Glioblastoma cell growth is suppressed by disruption of Fibroblast Growth Factor pathway signaling.

作者信息

Loilome Watcharin, Joshi Avadhut D, ap Rhys Colette M J, Piccirillo Sara, Vescovi Angelo L, Gallia Gary L, Riggins Gregory J

机构信息

Department of Neurosurgery, School of Medicine, Johns Hopkins University, Baltimore, MD 21231, USA.

出版信息

J Neurooncol. 2009 Sep;94(3):359-66. doi: 10.1007/s11060-009-9885-5. Epub 2009 Apr 2.

Abstract

The Fibroblast Growth Factor (FGF) signaling pathway is reported to stimulate glioblastoma (GBM) growth. In this work we evaluated the effect of FGF2, FGF receptor (FGFR), and small molecule inhibition on GBM cells grown in traditional media, or cultured directly in stem-cell media. These lines each expressed the FGFR1, FGFR3 and FGFR4 receptors. Addition of FGF2 ligand showed significant growth stimulation in 8 of 10 cell lines. Disruption of FGF signaling by a neutralizing FGF2 monoclonal antibody and FGFR1 suppression by RNA interference both partially inhibited cell proliferation. Growth inhibition was temporally correlated with a reduction in MAPK signaling. A receptor tyrosine kinase inhibitor with known FGFR/VEGFR activity, PD173074, showed reproducible growth inhibition. Possible mechanisms of growth suppression by PD173074 were implicated by reduced phosphorylation of AKT and MAPK, known oncogenic signal transducers. Subsequent reduction in the cyclin D1, cyclin D2 and CDK4 cell cycle regulators was also observed.
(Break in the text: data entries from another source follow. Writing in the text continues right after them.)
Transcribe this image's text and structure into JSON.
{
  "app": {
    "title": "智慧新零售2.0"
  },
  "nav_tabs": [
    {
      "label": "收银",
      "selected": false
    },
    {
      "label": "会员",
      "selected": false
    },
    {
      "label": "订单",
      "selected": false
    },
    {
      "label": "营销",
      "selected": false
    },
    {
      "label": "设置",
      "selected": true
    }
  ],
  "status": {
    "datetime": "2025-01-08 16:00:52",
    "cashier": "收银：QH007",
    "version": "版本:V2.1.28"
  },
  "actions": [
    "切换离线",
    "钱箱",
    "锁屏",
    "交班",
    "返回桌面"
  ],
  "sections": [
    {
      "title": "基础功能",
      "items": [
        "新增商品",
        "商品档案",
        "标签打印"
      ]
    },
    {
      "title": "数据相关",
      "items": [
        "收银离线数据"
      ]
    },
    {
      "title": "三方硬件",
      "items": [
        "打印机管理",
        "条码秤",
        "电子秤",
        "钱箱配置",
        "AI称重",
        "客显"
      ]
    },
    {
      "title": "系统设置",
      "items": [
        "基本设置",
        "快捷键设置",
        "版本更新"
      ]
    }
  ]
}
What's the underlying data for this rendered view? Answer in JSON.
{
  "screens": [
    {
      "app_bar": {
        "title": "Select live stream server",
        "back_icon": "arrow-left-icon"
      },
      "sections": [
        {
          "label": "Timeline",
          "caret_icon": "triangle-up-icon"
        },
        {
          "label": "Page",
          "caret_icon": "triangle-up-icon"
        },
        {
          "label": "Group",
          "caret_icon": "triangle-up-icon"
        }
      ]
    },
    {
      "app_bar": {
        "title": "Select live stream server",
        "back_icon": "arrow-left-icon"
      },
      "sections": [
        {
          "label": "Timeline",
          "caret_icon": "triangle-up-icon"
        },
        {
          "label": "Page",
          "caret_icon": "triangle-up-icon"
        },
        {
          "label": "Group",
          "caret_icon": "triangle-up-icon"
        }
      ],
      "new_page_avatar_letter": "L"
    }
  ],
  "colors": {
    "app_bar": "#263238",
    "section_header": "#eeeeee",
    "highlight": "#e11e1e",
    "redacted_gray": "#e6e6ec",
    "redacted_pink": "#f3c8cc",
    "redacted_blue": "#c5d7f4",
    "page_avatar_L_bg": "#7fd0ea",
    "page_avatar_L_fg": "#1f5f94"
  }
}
Our results indicate that FGF signaling pathway inhibition as a monotherapy will slow, but not arrest growth of glioblastoma cells.

摘要

据报道,成纤维细胞生长因子(FGF)信号通路可刺激胶质母细胞瘤(GBM)生长。在本研究中,我们评估了FGF2、FGF受体(FGFR)以及小分子抑制剂对在传统培养基中生长或直接在干细胞培养基中培养的GBM细胞的影响。这些细胞系均表达FGFR1、FGFR3和FGFR4受体。添加FGF2配体在10个细胞系中的8个中显示出显著的生长刺激作用。用中和性FGF2单克隆抗体破坏FGF信号以及通过RNA干扰抑制FGFR1均部分抑制了细胞增殖。生长抑制在时间上与MAPK信号传导的降低相关。一种具有已知FGFR/VEGFR活性的受体酪氨酸激酶抑制剂PD173074显示出可重复的生长抑制作用。已知的致癌信号转导因子AKT和MAPK磷酸化水平降低暗示了PD173074抑制生长的可能机制。随后还观察到细胞周期调节因子细胞周期蛋白D1、细胞周期蛋白D2和细胞周期蛋白依赖性激酶4的减少。我们的结果表明,作为单一疗法,抑制FGF信号通路将减缓但不会阻止胶质母细胞瘤细胞的生长。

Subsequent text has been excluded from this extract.